Elly’s Bwoy, Kwetu, album cover

WHO MADE IT: There’s no music scene without a viral dance, and Elly’s Bwoy has Burundi covered. His “Kwetu” is a cross between Gangnam Style and syrtaki, and from what’s available online, it seems that just like in his video, the dance is being performed by everyone, from little kids in shantytowns to women in traditional outfits. And while the dance is catchy as hell, it’s apparent that it wouldn’t fare as well if the person behind it weren’t as affable as Elly’s Bwoy.

WHY YOU NEED TO LISTEN: This is the ultimate feel-good music that doesn’t try too hard to sell itself. It doesn’t have to, because Elly’s Bwoy’s tunes are infectious, bursting with energy, and really easy to get into. Besides, don’t you want to be the coolest person on the dance floor when you showcase your latest achievement in the form of a Burundian viral dance? There’s no beating this.

LISTEN TO ELLY’S BWOY KWETU (feat. Kirikou Akili X Channy Queen)

Prince Mshindi – Niko Biri

Prince Mshindi, Niko Biri, album cover

WHO MADE IT: Christian music, in general, is very popular in Burundi, and Prince Mshindi is the gospel genre’s finest example: not only is he spreading the god’s word by dropping sick rhymes, he’s also really good at it. From what I’m able to understand without any working knowledge of Kirundi, Prince Mshindi also seems to be a man with a fascinating mind, who tries to see things from a broad perspective. His concerns include things like the role of money in religious life, and the peaceful coexistence between Muslims and Christians: a perfect representation for a country that has suffered from many conflicts in the past.

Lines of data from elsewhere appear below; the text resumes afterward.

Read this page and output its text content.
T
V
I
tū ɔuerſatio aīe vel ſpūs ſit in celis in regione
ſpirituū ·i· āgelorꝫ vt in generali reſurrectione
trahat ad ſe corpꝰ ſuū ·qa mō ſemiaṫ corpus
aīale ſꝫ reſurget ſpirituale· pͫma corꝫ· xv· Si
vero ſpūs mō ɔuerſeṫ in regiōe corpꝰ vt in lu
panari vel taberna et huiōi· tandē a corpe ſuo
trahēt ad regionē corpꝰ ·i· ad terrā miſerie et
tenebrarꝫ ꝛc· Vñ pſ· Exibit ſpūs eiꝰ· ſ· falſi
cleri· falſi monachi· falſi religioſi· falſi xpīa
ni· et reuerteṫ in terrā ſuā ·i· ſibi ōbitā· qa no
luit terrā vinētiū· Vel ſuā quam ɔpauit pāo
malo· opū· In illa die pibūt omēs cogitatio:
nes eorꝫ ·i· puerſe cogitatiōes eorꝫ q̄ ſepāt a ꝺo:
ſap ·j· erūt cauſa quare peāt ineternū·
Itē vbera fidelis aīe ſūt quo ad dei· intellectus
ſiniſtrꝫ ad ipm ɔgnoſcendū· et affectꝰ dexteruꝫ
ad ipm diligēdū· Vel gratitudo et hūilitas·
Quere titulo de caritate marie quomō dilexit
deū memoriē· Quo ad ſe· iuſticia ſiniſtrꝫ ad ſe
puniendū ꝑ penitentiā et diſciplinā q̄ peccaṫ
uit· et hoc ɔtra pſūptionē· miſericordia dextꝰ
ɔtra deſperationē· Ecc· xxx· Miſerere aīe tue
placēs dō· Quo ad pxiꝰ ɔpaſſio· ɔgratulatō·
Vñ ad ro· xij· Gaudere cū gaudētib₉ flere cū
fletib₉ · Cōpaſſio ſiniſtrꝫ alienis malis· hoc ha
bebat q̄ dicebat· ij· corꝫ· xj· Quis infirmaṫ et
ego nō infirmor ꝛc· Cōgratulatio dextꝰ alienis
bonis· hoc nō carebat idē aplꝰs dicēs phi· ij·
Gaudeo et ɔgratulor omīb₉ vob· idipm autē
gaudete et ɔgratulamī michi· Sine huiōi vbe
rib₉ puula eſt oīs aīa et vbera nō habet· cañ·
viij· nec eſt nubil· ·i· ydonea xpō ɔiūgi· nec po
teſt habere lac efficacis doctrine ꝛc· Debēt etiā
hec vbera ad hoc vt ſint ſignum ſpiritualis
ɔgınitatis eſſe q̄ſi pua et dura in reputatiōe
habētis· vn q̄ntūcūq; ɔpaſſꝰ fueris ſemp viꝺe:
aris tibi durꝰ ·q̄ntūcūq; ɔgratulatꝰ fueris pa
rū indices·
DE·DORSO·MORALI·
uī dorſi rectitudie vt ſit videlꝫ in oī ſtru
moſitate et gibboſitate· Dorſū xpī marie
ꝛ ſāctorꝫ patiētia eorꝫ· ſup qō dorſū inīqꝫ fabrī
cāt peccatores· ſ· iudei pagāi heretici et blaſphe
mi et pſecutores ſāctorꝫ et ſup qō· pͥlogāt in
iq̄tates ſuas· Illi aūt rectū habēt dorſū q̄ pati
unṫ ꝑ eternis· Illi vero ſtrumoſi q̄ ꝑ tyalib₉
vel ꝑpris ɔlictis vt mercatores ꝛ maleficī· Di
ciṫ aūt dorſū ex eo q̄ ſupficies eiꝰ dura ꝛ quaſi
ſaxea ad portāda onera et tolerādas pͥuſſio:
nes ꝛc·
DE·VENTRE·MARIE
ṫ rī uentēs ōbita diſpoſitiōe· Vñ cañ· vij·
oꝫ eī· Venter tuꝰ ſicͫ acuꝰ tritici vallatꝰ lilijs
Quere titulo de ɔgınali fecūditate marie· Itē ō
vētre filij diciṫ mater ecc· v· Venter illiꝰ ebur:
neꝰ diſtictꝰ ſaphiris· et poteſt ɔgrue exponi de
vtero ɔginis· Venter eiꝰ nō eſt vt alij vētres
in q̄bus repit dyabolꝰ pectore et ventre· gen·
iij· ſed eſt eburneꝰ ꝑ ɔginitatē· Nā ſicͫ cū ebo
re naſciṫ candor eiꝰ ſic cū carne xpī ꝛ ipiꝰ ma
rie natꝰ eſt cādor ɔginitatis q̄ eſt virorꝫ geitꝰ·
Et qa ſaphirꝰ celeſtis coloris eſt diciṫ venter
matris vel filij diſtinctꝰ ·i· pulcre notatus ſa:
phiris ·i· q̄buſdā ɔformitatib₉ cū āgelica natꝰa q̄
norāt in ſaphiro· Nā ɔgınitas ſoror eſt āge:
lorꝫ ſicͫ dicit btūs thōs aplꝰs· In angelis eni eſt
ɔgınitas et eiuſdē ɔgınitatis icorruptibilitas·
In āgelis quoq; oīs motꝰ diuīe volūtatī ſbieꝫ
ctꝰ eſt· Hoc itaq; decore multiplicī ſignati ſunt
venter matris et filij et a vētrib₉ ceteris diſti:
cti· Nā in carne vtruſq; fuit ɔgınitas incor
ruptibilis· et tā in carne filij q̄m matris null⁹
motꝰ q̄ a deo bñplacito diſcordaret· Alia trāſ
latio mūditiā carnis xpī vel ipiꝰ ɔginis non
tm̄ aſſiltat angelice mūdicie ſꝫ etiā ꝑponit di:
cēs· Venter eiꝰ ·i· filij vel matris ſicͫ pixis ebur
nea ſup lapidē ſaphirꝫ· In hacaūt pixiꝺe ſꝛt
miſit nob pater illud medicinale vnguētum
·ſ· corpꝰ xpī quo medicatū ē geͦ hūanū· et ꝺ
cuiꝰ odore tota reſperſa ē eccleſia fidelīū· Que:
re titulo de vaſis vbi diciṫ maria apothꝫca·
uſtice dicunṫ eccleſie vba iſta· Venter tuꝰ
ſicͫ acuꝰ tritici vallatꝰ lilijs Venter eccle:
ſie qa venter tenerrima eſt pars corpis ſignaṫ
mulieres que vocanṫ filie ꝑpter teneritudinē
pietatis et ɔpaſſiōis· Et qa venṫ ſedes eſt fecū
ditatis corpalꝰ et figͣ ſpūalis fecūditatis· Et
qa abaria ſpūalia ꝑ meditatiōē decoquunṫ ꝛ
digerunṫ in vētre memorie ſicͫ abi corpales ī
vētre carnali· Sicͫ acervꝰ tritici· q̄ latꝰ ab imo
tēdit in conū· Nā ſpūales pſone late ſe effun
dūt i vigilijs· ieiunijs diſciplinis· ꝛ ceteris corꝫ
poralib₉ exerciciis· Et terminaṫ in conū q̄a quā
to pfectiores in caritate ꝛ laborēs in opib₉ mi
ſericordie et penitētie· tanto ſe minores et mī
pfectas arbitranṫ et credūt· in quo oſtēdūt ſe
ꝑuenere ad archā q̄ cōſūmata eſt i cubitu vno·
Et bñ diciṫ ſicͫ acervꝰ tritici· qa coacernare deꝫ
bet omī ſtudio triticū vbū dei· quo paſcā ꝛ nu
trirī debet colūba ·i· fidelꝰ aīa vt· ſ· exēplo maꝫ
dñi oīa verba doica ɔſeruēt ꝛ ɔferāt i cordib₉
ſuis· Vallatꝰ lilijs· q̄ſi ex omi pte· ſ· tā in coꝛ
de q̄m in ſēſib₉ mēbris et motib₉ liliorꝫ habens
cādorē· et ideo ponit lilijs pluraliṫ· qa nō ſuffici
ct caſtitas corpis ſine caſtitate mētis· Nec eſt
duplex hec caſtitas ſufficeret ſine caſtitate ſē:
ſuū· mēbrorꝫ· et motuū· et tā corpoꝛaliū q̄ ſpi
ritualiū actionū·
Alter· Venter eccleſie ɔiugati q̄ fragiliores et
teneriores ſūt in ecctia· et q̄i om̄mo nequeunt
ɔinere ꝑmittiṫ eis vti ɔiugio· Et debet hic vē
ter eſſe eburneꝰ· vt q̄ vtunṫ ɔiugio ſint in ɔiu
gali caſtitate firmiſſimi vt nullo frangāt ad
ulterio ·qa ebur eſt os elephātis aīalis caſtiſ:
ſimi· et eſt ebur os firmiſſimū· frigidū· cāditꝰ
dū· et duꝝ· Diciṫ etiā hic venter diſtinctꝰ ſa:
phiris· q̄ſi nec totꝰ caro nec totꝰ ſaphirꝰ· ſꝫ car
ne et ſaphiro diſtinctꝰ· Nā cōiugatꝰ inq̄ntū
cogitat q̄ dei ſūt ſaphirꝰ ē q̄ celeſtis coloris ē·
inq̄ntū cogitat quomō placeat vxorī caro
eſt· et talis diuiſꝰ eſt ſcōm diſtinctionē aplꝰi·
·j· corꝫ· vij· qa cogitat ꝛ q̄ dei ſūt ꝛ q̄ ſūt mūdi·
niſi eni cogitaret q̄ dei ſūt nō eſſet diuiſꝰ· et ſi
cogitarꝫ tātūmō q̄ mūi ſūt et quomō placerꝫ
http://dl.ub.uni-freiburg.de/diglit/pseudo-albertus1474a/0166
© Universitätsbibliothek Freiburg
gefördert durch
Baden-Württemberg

WHY YOU NEED TO LISTEN: His primary purpose in art and life is to raise awareness of Jesus among a young audience through means they can relate to. But Prince Mschinda could easily be a rapper without any agenda because his raw talent is what makes his music so tight and memorable. His rhymes unfold like complex origami structures, while the beats, vibrant and dramatic, stir the spirit in the faithful and the secular alike. What is it called when Christian musicians get a cult following? Because I’m that.